Higher costs for cities, school districts and other public borrowers will show first in wider spreads between what investors are willing to bid for bonds and the offering prices sellers demand, according to portfolio manager and Vice President Evan Rourke at M.D.Sass Associates in New York.
"From our point of view, it just means we'll look for more spread ourselves," Rourke said, adding the drop in liquidity will raise expenses for tax-free issuers.
Rourke said he could see bid-ask spreads, or the difference in debt prices as expressed in interest rates, topping forecasts of a widening between 10 to 15 basis points.
"I could definitely see it getting wider," he said. "You just have fewer people who are capable of stepping up."
CREDIT CRUNCH HITS HOME
The purchase of Merrill Lynch, a firm capable of buying sizable primary offerings for sale through its massive retail network, by Bank of America (BAC.N: Quote, Profile, Research, Stock Buzz) and the bankruptcy of Lehman were just the latest casualties among major municipal players.
Within the last six months, two other major dealers stepped back from the municipal market. Bear Stearns & Co. was acquired by JPMorgan Chase & Co (JPM.N:Quote, Profile, Research, Stock Buzz) and UBS Securities (UBSN.VX: Quote, Profile,Research, Stock Buzz) disbanded most of its municipal operations in June.
"One result of all of this has been a continued reduction in amount of balance sheet assets available to the muni market," Citigroup Global Markets Inc analyst George Friedlander said in a note written on Friday. "Another is a reduction in the number of participants available to bid on new underwritings or blocks of bonds in the secondary market."
Liquidity, or the ability to turn an asset into cash, has already been hurt by the exit of Bear Stearns and UBS and worries about other big institutions in the municipal market, according to Friedlander.
Bid-offer spreads on bond blocks of $20 million or more and those under $2 million have widened and grown more volatile in recent weeks, because of shifts in demand, according to Friedlander.
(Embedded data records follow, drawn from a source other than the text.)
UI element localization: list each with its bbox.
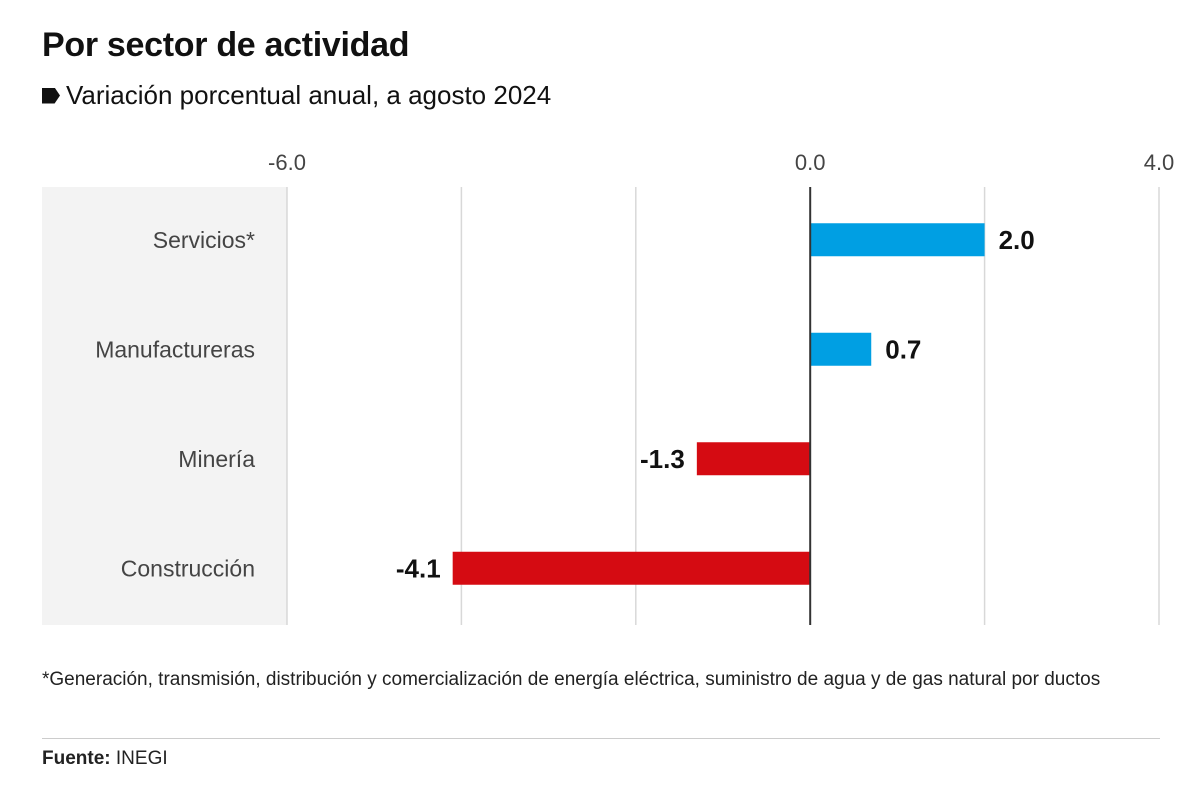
data-label: -1.3 [640, 444, 685, 474]
x-tick-label: -6.0 [268, 150, 306, 175]
tag-icon [42, 87, 60, 104]
source: Fuente: INEGI [42, 748, 168, 770]
source-label: Fuente: [42, 748, 111, 769]
bar [452, 551, 811, 585]
subtitle-text: Variación porcentual anual, a agosto 202… [66, 80, 552, 110]
label-panel [42, 187, 287, 625]
bar [696, 442, 811, 476]
footnote: *Generación, transmisión, distribución y… [42, 669, 1101, 690]
x-tick-label: 4.0 [1144, 150, 1175, 175]
source-value: INEGI [115, 748, 168, 769]
x-tick-label: 0.0 [795, 150, 826, 175]
data-label: 0.7 [885, 334, 921, 364]
bar [810, 223, 985, 257]
chart-subtitle: Variación porcentual anual, a agosto 202… [42, 80, 551, 111]
bar [810, 332, 872, 366]
data-label: -4.1 [396, 553, 441, 583]
category-label: Servicios* [153, 227, 255, 253]
category-label: Manufactureras [95, 336, 255, 362]
divider [42, 738, 1160, 739]
category-label: Construcción [121, 555, 255, 581]
category-label: Minería [178, 446, 255, 472]
data-label: 2.0 [999, 225, 1035, 255]
chart-title: Por sector de actividad [42, 26, 410, 64]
Bonds with unusual coupons or structures are proving harder to sell because of deteriorating liquidity.
Smaller and regional firms have grown more active in municipals during recent months, but may not be able to pick up all the slack, traders and portfolio managers have said.
Some hard-pressed local governments and other issuers will postpone borrowing, according to Matt Fabian, analyst at Municipal Market Advisors in Concord, Massachusetts, who cut his forecast for new municipal debt for 2008 to $425 billion from an earlier forecast of $450 billion.
"This may translate into ratings or even credit issues for some governments that have planned on selling bonds to patch current year budget gaps," Fabian said in a weekly commentary. "Further, the deferral of needed infrastructure, replacement and maintenance will increase future costs while slowing economic growth; this puts more pressure on tax rates and political infrastructure going forward."
In Monday's municipal trading, morning volume was just 40 percent of the average of the last 30 days, according to MMD Trade Tracker.
Following sharp increases in US Treasuries bid up by investors fleeing equities, muni prices ramped up enough on Monday to reduce yields by as much as 3 basis points to 7 basis points in long maturities, according to Municipal Market Data.